By Amy Zimmer | December 20, 2011 2:01pm

MANHATTAN — The artist Sarah Sze has enough clout at the Asia Society that she can move mountains … or at least walls.

For her show “Infinite Line,” at the museum through March 25, 2012, Sze has convinced the museum to remove a wall that has blocked off its giant second-floor Park Avenue window for nearly a decade.

Sze, who's known for her intricate installations using plastic bottle caps, sheets of paper, strings, tape measures, cotton swabs, scissors and other everyday objects, had her heart set on incorporating the window into her work.

"She really has an ability to feel the uniqueness of architectural space," Asia Society associate curator Miwako Tezuka said.

"During the day it's filled with light and at night it’s a different atmosphere," Tezuka said. "[It] becomes a really kind of contemplative space.
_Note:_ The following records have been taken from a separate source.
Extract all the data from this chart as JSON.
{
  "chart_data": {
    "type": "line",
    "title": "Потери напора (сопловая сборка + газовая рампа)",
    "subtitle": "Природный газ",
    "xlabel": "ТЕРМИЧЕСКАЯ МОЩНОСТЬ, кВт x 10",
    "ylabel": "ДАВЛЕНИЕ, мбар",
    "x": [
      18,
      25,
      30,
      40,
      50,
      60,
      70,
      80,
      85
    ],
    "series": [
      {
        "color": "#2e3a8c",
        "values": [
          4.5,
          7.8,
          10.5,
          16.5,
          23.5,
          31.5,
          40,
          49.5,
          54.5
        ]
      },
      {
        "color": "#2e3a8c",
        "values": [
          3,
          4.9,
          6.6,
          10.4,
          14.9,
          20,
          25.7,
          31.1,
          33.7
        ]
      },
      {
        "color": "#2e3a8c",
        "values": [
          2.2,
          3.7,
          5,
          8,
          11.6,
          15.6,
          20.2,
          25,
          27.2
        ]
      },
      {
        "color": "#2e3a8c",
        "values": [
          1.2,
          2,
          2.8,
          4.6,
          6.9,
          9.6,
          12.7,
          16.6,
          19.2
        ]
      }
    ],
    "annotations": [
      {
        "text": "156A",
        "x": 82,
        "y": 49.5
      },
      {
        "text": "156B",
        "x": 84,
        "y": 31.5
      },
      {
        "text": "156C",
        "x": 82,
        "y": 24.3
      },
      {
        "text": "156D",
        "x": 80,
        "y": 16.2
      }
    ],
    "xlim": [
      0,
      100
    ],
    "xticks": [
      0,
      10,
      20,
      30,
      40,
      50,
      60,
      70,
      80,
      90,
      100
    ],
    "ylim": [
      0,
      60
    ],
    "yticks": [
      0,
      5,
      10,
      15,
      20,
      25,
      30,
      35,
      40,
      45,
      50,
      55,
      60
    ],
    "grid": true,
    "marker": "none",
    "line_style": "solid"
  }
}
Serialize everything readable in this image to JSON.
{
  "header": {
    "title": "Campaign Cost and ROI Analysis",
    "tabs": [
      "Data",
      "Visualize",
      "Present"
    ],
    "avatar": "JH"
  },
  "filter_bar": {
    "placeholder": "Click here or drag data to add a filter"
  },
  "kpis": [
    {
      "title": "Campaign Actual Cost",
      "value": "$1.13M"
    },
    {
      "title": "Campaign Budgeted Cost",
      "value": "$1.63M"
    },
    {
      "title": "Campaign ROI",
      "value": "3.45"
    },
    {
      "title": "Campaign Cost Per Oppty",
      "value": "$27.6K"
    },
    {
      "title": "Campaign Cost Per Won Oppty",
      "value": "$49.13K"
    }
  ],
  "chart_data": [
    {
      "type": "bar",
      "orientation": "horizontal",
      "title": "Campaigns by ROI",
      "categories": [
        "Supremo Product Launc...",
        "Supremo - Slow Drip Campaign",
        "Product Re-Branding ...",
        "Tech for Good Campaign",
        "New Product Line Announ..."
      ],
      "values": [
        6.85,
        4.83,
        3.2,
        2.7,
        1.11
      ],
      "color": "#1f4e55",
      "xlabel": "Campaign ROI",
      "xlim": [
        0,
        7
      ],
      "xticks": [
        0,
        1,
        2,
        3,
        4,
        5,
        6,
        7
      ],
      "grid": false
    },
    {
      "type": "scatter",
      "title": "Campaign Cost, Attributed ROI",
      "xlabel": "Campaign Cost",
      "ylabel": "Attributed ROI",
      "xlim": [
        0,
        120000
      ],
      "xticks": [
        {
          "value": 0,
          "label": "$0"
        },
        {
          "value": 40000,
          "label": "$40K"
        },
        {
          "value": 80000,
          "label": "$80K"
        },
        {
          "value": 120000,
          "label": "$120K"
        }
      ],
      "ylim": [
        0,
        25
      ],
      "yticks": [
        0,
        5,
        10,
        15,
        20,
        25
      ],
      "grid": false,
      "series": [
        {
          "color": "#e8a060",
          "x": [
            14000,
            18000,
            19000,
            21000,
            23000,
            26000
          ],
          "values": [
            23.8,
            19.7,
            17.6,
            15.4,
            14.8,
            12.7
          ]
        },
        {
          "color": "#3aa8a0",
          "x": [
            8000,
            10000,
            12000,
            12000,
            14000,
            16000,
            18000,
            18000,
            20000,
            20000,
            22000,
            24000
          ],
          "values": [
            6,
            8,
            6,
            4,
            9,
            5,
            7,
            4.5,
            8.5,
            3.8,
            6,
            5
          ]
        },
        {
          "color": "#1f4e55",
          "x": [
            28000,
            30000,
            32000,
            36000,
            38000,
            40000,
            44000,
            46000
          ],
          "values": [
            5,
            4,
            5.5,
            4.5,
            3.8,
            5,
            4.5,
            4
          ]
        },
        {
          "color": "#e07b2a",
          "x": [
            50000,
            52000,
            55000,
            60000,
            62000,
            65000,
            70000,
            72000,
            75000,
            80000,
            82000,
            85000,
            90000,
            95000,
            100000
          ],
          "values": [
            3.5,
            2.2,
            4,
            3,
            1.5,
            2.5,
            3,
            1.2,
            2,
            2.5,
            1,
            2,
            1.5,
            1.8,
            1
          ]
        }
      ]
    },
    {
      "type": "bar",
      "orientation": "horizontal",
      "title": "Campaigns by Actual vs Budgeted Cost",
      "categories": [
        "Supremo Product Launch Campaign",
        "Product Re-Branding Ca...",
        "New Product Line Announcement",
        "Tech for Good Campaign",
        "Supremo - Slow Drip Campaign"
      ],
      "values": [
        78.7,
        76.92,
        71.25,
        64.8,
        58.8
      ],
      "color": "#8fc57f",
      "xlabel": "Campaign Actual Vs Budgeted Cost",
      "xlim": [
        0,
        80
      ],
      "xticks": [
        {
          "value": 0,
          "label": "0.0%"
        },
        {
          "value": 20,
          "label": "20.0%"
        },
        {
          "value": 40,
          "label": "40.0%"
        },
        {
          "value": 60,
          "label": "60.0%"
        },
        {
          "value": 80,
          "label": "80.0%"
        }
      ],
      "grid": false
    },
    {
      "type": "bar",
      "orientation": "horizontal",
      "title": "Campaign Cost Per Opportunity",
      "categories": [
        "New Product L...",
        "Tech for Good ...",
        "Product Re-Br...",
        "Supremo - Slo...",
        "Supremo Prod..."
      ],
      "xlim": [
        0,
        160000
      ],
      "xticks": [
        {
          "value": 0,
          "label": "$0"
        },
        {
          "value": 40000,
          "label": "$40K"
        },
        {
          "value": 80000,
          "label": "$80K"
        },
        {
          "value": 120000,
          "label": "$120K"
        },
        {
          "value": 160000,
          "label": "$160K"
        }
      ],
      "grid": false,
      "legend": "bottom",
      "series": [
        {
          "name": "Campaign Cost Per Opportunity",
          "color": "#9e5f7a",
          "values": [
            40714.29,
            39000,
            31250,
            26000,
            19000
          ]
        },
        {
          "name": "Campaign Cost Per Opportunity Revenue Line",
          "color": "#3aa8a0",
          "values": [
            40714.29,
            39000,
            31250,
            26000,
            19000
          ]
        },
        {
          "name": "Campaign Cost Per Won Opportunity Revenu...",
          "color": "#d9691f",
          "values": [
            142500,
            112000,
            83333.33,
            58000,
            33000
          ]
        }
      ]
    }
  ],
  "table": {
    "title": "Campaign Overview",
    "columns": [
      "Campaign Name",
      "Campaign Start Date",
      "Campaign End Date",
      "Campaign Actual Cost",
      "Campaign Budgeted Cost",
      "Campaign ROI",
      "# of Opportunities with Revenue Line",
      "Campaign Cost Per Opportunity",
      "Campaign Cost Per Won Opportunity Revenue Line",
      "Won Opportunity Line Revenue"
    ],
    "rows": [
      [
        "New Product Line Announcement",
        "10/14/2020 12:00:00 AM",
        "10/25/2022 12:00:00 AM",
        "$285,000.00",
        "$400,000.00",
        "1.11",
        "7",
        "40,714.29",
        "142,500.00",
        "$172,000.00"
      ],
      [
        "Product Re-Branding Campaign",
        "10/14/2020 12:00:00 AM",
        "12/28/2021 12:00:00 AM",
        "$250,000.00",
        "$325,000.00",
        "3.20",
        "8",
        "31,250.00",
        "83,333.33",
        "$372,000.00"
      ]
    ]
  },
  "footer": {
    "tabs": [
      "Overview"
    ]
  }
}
There are reflections on the pane [from a light in the gallery] that looks almost like a full moon."

Sze, a MacArthur “genius," did her first site-specific installation for Asia Society in 2001 for the building’s re-opening after a big renovation. During that construction project, the museum at 725 Park Ave. erected a wall in front of a large window to prevent natural light from seeping into gallery space and potentially damaging the art inside.

For her return to the museum, Sze created a large-scale exhibit of her drawings and sculptures that examines the relationship between the two. 

She also created an image out of rocks and drawings that lays on the floor in front of the window, as well as a decal on the window itself. There are also rocks atop of a patio that can be seen through the window, putting a premium on the ability to blur the line between the outdoor and indoor space.

As such, the Asia Society agreed to tear down the window-blocking wall. It will be replaced after Sze's show, officials said.

"It relates to her interest in Japanese rock gardens,” Tezuka said of Sze, a Chinese-American artist whose work echoes influences of different types of Asian art.

"You see what’s beyond that patch of rocks on the ledge," Tezuka said. "It’s an installation created in a gallery space, but it almost continues on for infinite space outside. … It's a busy world, but somehow there is a moment that stops you and makes you see the city in a different way."

In an interview with curators, Sze discusses how she expects people will look through the image on the window and see cabs and movement outside and then be redirected to the ground of the gallery floor

"You're constantly being oriented and disoriented, focusing in and focusing out, seeing images come together and seeing them fall apart," Sze said.